Largely because of the use of administrative databases, this study does have several important limitations. We defined fetal growth restriction as a weight below the 10th percentile for gestational age. This definition is imperfect and controversial because it does not make a distinction among fetuses who are constitutionally small, growth restricted and small, and growth restricted but not small. The data elements in our administrative data set did not allow us to make these distinctions (e.g., we did not have data on parental size or birth length). The definition used, however, represents a common definition of fetal growth restriction and increases the opportunity for comparisons among studies.

We were also limited by unavailability of individual data for indicators of socioeconomic status. In this case we had to rely on neighborhood-level census data, where there is a likelihood of misclassification at the individual level. In addition, no information was available on maternal ethnicity, except First Nations status, as ethnicity is known to affect birth weight distributions (Janssen et al. 2007). We also had no information regarding nutrition or prenatal care.
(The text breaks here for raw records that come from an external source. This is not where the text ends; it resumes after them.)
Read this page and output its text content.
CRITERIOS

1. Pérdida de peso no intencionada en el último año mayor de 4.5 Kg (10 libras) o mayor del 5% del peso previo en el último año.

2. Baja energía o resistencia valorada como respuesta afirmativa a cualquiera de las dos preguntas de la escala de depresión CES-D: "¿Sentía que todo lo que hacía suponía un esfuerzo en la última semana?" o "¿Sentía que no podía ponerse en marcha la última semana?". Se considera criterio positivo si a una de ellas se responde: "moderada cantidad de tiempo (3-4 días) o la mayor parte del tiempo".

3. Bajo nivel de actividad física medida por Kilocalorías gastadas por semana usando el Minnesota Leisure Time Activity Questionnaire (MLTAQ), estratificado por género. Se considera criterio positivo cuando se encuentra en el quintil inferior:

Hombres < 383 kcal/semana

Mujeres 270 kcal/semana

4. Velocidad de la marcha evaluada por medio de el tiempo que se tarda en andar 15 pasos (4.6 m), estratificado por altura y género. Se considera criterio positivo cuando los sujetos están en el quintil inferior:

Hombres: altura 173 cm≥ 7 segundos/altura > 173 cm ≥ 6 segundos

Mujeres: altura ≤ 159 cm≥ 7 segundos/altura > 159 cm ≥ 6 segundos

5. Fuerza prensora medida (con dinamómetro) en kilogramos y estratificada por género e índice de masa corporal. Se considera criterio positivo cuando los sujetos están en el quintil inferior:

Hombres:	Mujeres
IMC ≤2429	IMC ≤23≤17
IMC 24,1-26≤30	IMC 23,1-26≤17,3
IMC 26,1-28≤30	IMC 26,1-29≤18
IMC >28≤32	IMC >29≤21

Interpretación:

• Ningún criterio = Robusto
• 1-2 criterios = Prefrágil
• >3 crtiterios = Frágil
Further, although unlike most previous studies we did account for residential mobility in assigning exposures, our ascertainment of mobility was imperfect because we had no information on the actual moving date; moving was assumed from consistent changes in address information collected during health care system contacts. This limitation may have affected our sensitivity to detect more acute effects of air pollution—for example, impacts on preterm birth. In addition, exposures were based only on residential address and did not consider time weighting by other important microenvironments, which more closely approximates measured exposures (Nethery et al. 2007).

Conclusions

Our findings in a population-based study add to an expanding literature that links several traffic-derived air pollutants (e.g., NO, NO2, CO) to adverse birth outcomes, particularly increased risk of SGA birth weight. In addition, we observed consistent associations between PM2.5 exposure and risk of preterm birth. The overall importance of proximity to highways, even in an area with relatively low levels of ambient air pollutants, suggests opportunities for urban planning approaches to prevention. The toxicologically relevant components of traffic-related air pollution remain unclear and deserve increased attention in future studies.

Footnotes

The research was supported in part by Health Canada via an agreement with the British Columbia Centre for Disease Control to the Border Air Quality Study. Additional support was provided by the Center for Health and Environment Research at The University of British Columbia, funded by the Michael Smith Foundation for Health Research. M.K. was supported in part by a Michael Smith Foundation for Health Research Scholar Award.